Ongoing solid capital structure
With a loan-to-value of 40.7% (end of 2008: 40.5%), the capital structure remains very solid. Currently, the amount of unused credit lines is CHF 450 million and no credit lines are due to be refinanced for the years 2009 and 2010. During the first half of 2009, the average interest rate was 2.48% (first half of 2008: 2.77%). As at the end of June 2009, the average fixed-interest period was 2.8 years (end of 2008: 3.1 years).

Early termination of the share buy-back programme
As per 17 August 2009, PSP Swiss Property Ltd has early terminated its share buy-back programme 2008/2011 on a second trading line.
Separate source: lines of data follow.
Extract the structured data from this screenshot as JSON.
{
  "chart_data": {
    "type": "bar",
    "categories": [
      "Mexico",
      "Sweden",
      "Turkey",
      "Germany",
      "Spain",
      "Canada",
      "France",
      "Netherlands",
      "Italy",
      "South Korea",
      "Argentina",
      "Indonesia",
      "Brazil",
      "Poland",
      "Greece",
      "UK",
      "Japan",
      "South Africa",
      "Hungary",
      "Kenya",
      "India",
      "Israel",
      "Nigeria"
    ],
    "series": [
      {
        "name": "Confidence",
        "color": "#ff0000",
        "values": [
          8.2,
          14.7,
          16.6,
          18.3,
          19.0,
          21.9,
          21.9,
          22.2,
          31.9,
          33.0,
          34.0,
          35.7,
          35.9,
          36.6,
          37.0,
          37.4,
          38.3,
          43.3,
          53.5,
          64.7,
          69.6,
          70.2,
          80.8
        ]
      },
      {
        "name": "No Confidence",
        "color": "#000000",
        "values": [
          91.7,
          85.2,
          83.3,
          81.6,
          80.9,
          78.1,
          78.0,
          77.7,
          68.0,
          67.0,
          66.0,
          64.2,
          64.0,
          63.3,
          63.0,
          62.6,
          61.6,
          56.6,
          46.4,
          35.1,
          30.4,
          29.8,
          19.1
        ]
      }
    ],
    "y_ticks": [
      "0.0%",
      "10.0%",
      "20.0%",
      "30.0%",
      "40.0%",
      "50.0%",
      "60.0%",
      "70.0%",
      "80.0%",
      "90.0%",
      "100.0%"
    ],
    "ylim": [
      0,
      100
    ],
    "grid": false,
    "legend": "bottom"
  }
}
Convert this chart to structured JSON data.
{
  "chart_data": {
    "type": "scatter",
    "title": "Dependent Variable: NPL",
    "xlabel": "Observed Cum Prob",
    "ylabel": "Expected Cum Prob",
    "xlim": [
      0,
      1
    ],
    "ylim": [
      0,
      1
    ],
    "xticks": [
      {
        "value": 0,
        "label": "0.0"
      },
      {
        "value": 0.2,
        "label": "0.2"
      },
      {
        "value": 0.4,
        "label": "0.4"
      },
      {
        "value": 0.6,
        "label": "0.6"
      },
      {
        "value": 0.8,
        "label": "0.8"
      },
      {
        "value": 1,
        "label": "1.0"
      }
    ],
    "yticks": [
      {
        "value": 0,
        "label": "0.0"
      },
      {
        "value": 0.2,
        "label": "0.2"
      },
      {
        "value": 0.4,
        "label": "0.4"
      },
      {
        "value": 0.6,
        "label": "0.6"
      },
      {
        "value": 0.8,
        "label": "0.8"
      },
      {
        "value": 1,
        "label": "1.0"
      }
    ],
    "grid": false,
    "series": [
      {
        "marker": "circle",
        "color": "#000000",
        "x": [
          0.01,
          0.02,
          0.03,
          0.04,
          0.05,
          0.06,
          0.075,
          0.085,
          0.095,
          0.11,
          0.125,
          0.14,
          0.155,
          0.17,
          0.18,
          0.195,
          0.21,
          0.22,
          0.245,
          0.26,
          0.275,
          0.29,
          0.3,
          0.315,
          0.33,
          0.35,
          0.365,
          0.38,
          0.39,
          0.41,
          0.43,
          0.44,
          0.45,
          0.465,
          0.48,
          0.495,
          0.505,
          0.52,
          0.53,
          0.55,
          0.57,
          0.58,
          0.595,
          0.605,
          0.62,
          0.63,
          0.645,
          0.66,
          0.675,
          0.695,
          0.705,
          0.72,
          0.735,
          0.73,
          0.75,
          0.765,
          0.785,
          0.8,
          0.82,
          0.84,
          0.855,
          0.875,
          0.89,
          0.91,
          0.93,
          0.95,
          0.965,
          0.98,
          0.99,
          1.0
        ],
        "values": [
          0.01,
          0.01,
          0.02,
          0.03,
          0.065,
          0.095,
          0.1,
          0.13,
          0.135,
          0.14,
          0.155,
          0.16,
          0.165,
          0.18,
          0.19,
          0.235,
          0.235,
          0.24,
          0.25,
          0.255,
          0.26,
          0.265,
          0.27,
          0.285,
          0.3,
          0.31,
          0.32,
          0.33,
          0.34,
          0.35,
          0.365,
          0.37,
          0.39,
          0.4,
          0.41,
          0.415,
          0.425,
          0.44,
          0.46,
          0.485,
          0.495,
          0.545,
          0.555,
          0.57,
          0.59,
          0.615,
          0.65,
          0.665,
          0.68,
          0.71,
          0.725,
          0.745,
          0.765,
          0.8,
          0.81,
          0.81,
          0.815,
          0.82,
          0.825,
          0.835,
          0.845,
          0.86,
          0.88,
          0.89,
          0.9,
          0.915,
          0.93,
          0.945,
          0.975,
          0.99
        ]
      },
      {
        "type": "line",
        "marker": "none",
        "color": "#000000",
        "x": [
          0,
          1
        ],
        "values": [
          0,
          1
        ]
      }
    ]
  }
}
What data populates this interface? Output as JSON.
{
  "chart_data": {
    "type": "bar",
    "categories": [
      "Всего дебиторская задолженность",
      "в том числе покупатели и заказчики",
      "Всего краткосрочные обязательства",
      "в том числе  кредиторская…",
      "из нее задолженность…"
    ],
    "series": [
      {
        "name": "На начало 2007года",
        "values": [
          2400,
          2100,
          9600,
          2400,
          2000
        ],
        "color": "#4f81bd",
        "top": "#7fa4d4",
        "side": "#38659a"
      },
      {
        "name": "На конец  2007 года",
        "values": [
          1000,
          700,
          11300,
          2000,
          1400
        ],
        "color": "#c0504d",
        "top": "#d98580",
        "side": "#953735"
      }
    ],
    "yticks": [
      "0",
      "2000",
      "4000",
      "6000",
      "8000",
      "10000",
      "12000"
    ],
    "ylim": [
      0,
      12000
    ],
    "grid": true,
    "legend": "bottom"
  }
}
In total, 1'034'000 registered shares - representing 2.2% of the issued share capital - have been bought back under the share buy-back programme started on 23 October 2008.

The 628'000 registered shares bought back between 23 October 2008 and 31 December 2008 have already been cancelled, based on the resolution by the Annual General Meeting of 2 April 2009. It is envisaged to propose to the next Annual General Meeting the cancellation of the remaining 406'000 bought back shares, by means of a capital reduction.

Outlook 2009
As a result of the outstanding results and the positive outlook, the forecast for the entire business year 2009 published in February 2009 has been revised upwards, taking into account the reduced net rental income of approx. CHF 1.6 million due to property sales, expected higher renovation expenses in the second half of 2009 as well as positive one-offs which took place in the first half of 2009:

  • EBITDA excluding gains/losses on real estate investments of approx. CHF 215 million (original forecast: over CHF 210 million; 2008: CHF 208.4 million).
  • Vacancy rate at year-end 2009 of approx. 8% (original forecast: below 9%; June 2009: 9%).


PSP Swiss Property – leading Swiss real estate company

PSP Swiss Property owns office and commercial properties valued at CHF 5.2 billion in prime locations in Switzerland's main economic areas; its market capitalisation amounts to CHF 2.7 billion. The approximately 80 employees are based in Geneva, Lausanne, Olten, Zug and Zurich.

Since March 2000, PSP Swiss Property is listed on the SIX Swiss Exchange (symbol: PSPN, security number: 1829415, ISIN CH0018294154).